Now, in your last you say that when your good Bishop was asked, he replied plainly that he would have nothing to do with the matter; until now I thought it was on account of ArchBp. Wood, that should God call Him to himself he would be at liberty to receive me, even Sr. Paul in her letter said that the Srs. told her the Bp. O'Hara was favorably disposed towards me, this meant that he would give the desirable permission, but I fear it not so. Now, about a Coadjutor1 would he be consulted. I know from good authority that it will not be necessary, for every Bp. is master to do what he pleases in his own Diocese. This was exemplified in this very Com. a few weeks ago. There was a Sister here from another Order who after remaining over two years a postulant, was by the exertions of the Bp. Duhamel received in her own Order, in another Diocese and by another Bp. contrary to the one who had sent her here. She and I had a great sympathy for one another, therefore, I rejoiced much for her happiness. Before leaving, she made me promise to be sure to write to her if I should obtain my ardent and lawful desire. She promised to continue praying. I have her direction. Do you correspond with Father Smulders? I should think so since you get news from Monroe. I must tell you a thought I had that if he should find out that you wish and trying to have me return, he would advise you to leave me where I am, that I have a good home and how does he know it? Yes, a good home to do penance, however, I think I have enjoyed it long enough now that I am old. I think Fr. Smulders who is our founder2 is very indifferent, when I write he does not answer. I may be wrong having those feeling but I tell you in all confidence, that you may undeceive me if I am mistaking. My age ought not to be an obstacle in his estimation, since our years are about the same and he is still laboring for the glory of God with the assistance of my own Srs.

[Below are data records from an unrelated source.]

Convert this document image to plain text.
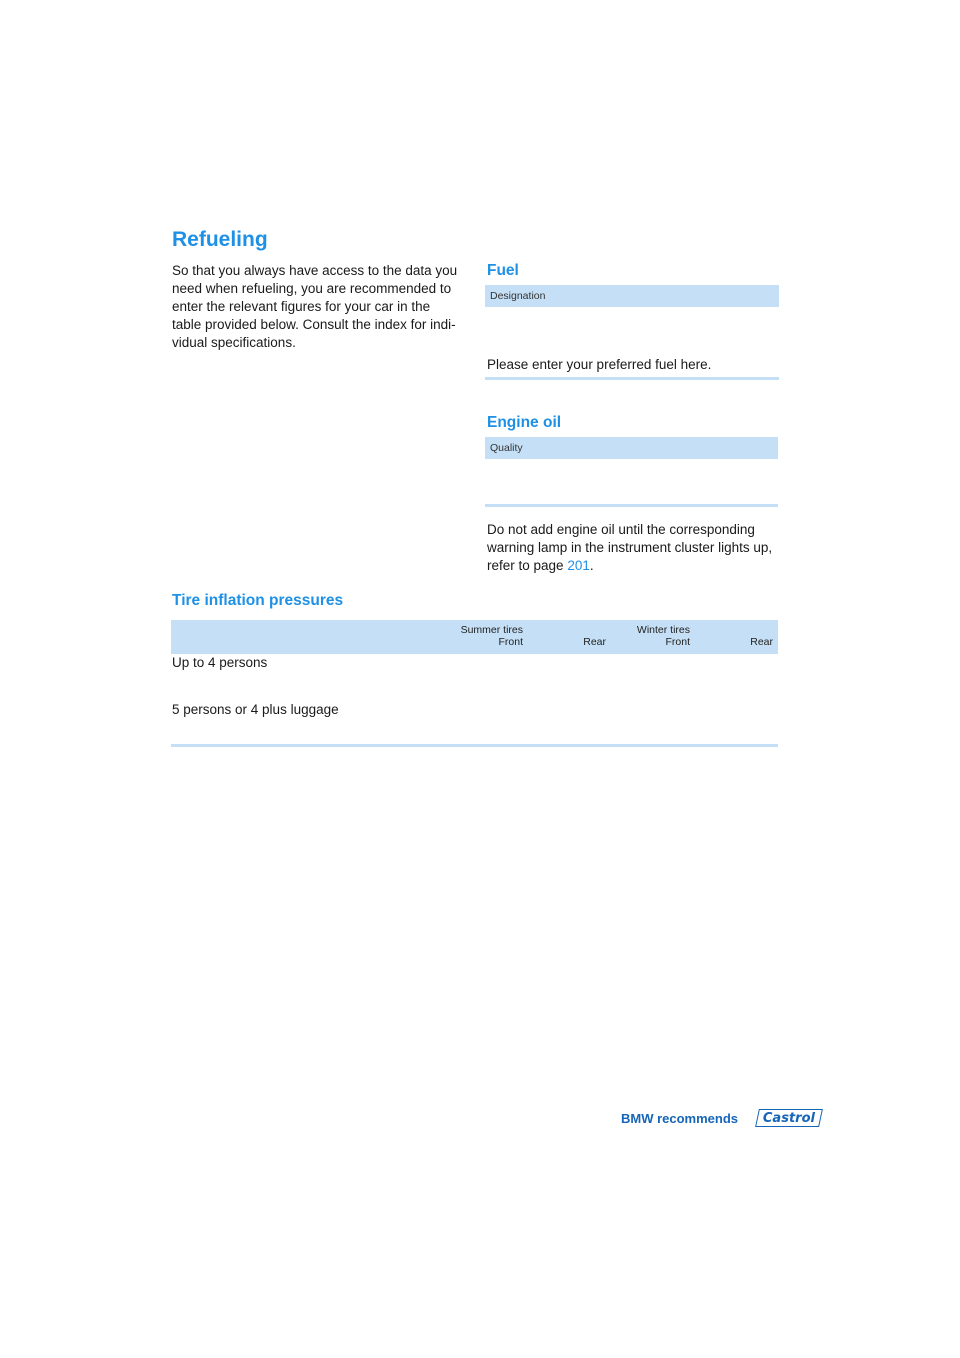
Refueling
So that you always have access to the data you
need when refueling, you are recommended to
enter the relevant figures for your car in the
table provided below. Consult the index for indi-
vidual specifications.
Fuel
Designation
Please enter your preferred fuel here.
Engine oil
Quality
Do not add engine oil until the corresponding
warning lamp in the instrument cluster lights up,
refer to page 201.
Tire inflation pressures
Summer tires
Front	Rear
Winter tires
Front	Rear
Up to 4 persons
5 persons or 4 plus luggage
BMW recommends Castrol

I must mention another idea which causes me to fear, should you have a mission in another Diocese. Would not Bp. O' have something to say about the choice of members to be sent there and perhaps I would be rejected. Now, my very dear child, I told you all my painful apprehensions with all I cannot lose hope therefore please, as soon as convenient, let me know what you think. I dont wish to trouble you about writing so often but only a few words to ease my mind on the subject.

... Do not conclude from what I have said, that I do not value the place I am in, for on the contrary, I rather be here than anywhere else, if I cannot be at my beloved home. for the spiritual here is nothing wanting. Everyday I thank God for all the blessings I receive here. Nevertheless, my position is a painful one, the inconvenience cannot be told in a letter, besides it is not necessary. Were I not blessed with the remarkable good health I have, it would [be] a great deal worse to live in so numerous a community. Sleep in a full dormitory where silence is as strict as in the Chapel. One can breathe and that is all. To clear my throat I cover my head not to make a noise. To go down to my meals, three story in the refectory, etc. But my strongest reason for wishing to go is to die in my order. I would not send such a letter to anyone else. I trust you will understand it must be this way or not write at all, have no corner to go, my desk is in the community room, noise and disturbance all the time.

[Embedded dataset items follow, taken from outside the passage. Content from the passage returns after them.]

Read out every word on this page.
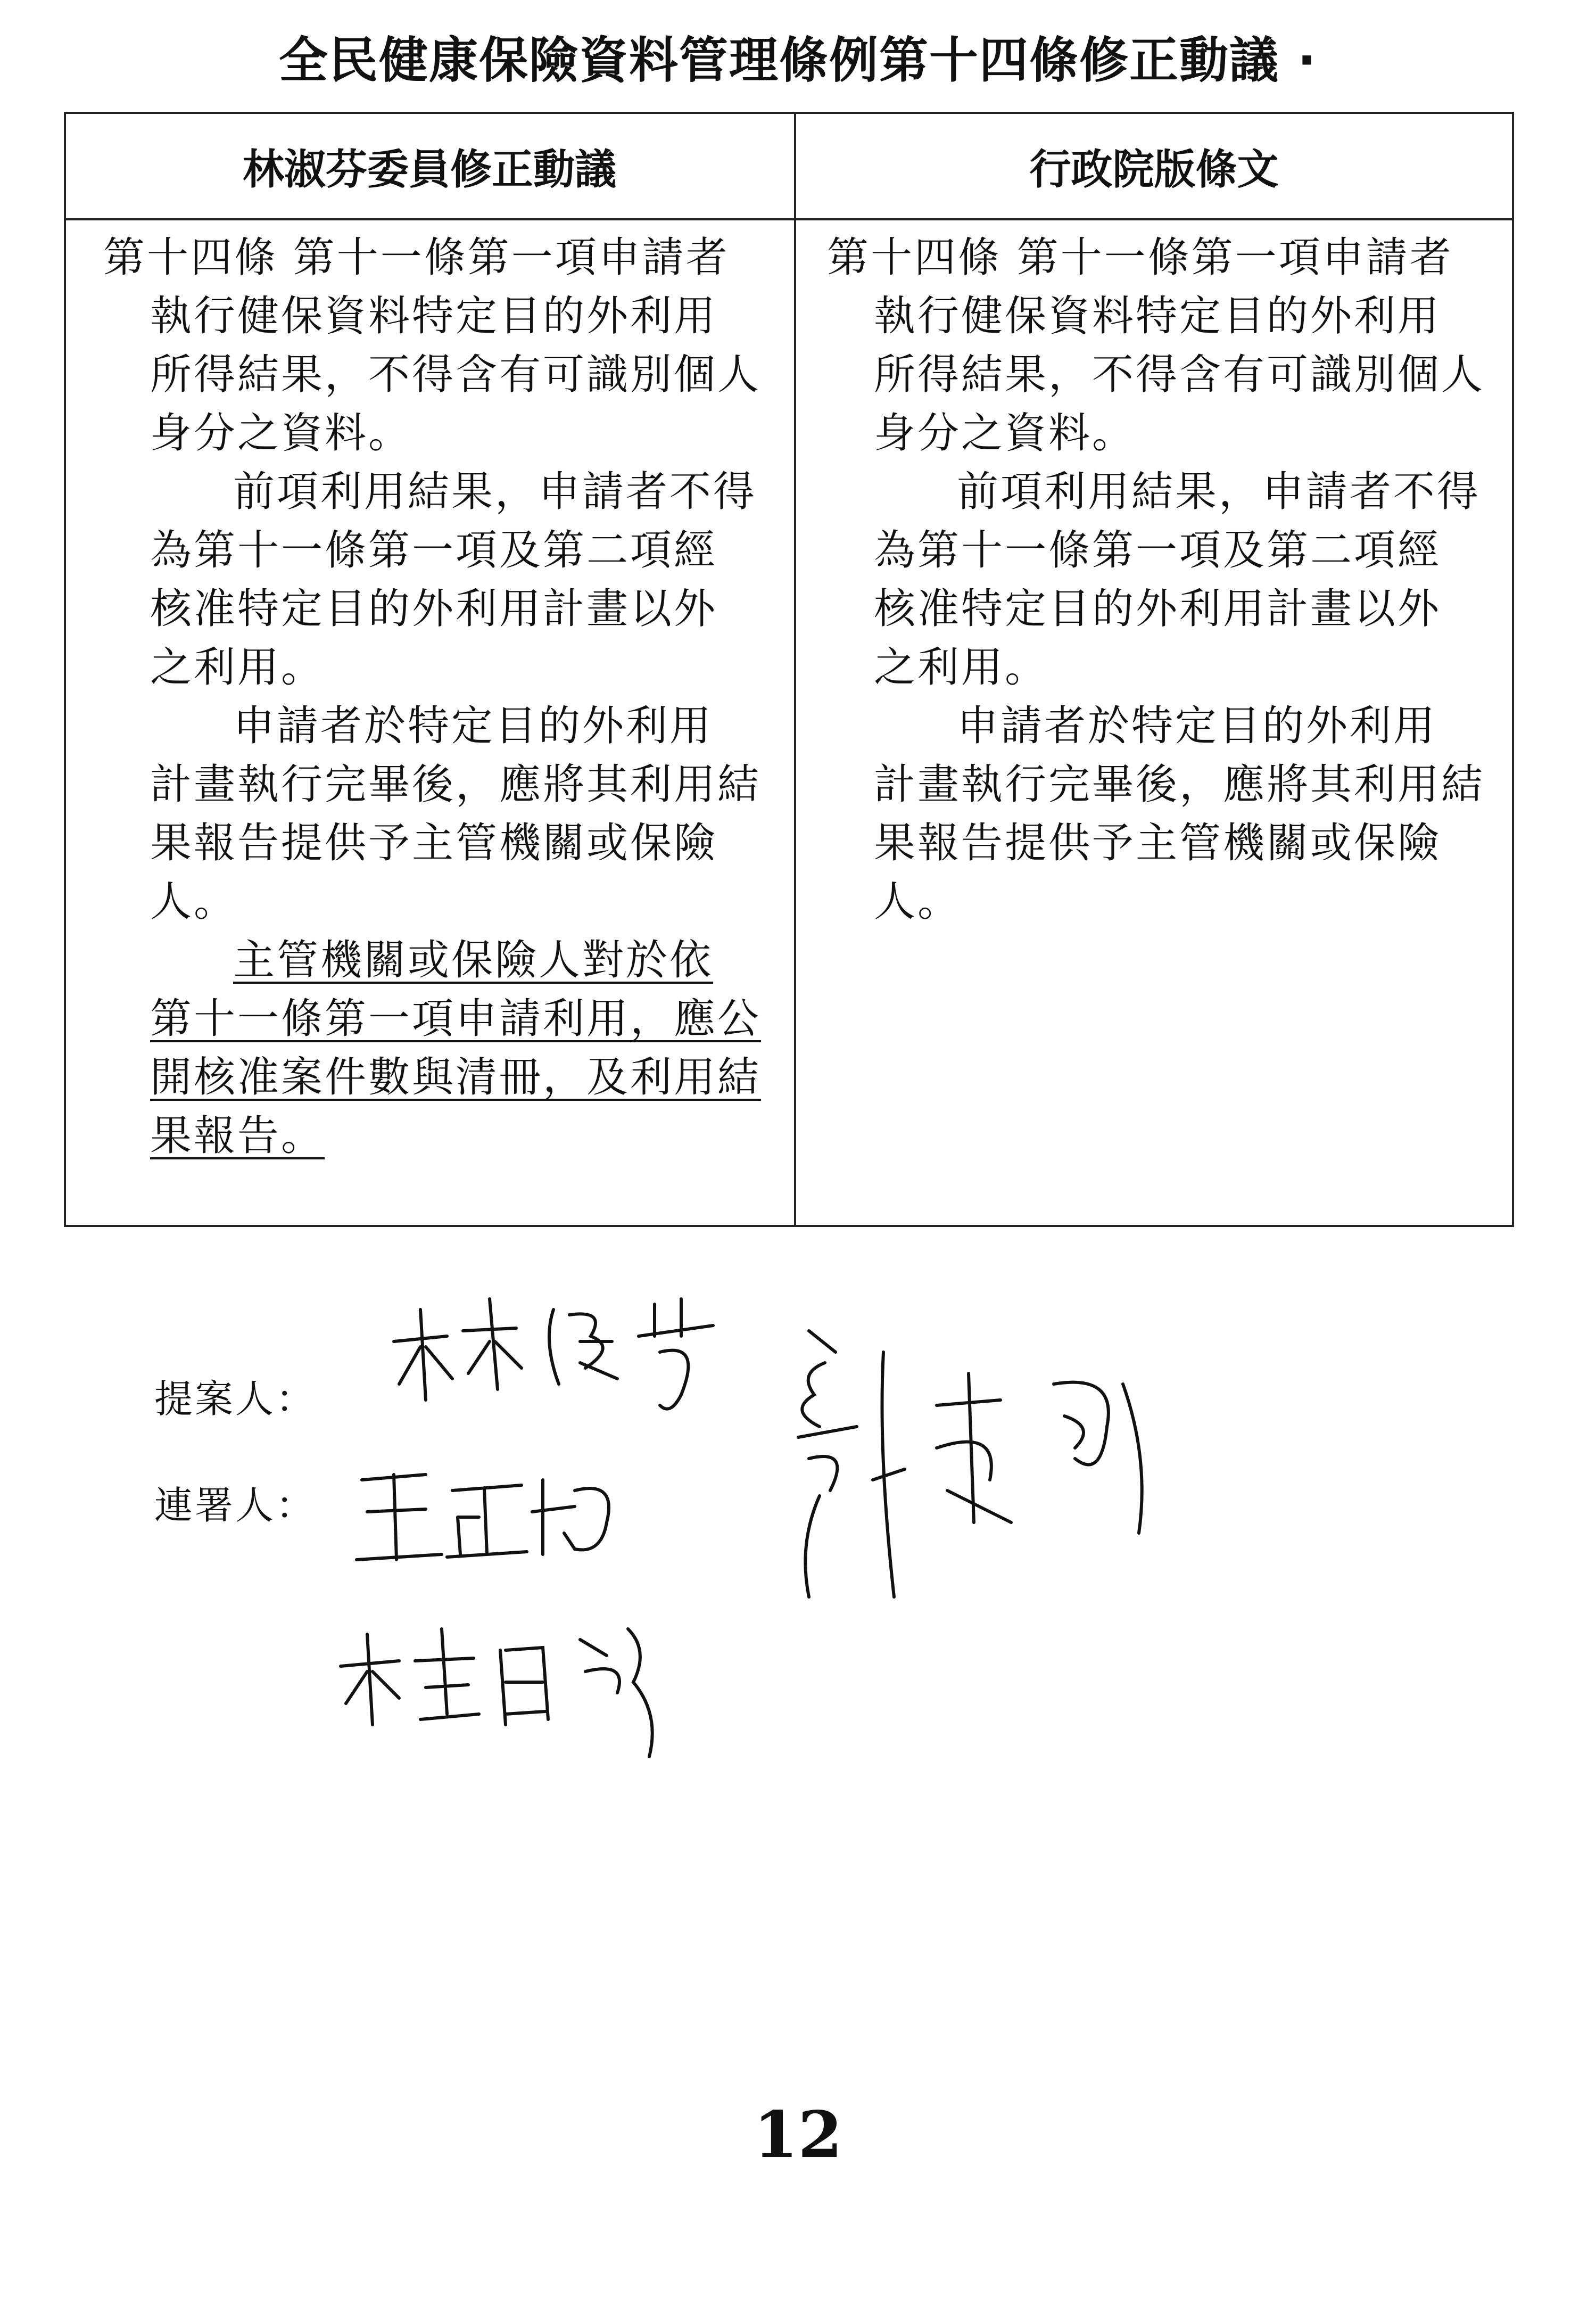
全民健康保險資料管理條例第十四條修正動議 ·
林淑芬委員修正動議	行政院版條文
第十四條 第十一條第一項申請者
執行健保資料特定目的外利用
所得結果，不得含有可識別個人
身分之資料。
前項利用結果，申請者不得
為第十一條第一項及第二項經
核准特定目的外利用計畫以外
之利用。
申請者於特定目的外利用
計畫執行完畢後，應將其利用結
果報告提供予主管機關或保險
人。
主管機關或保險人對於依
第十一條第一項申請利用，應公
開核准案件數與清冊，及利用結
果報告。
第十四條 第十一條第一項申請者
執行健保資料特定目的外利用
所得結果，不得含有可識別個人
身分之資料。
前項利用結果，申請者不得
為第十一條第一項及第二項經
核准特定目的外利用計畫以外
之利用。
申請者於特定目的外利用
計畫執行完畢後，應將其利用結
果報告提供予主管機關或保險
人。
提案人：
連署人：
12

Sr. Ann sent a letter to Sr. Mary and I as usual for New Years, again she mentions the Archp. health and says he is failing rapidly. Another thing she never said before is "I hope and pray you may die in the Order." ...

Your poor exiled Mother
Sr.M. Theresa Servant C.I.M.

Notes:

1. "Coadjutor" may not be the term Thersa means. The bishop of Philadelphia was Bishop O'Hara's "Metropolitan," or episcopal superior. A Coadjutor is a bishop who administers a diocese without having been appointed ordinary.

2. Only Theresa makes any claim that Fr. Smulders is the founder.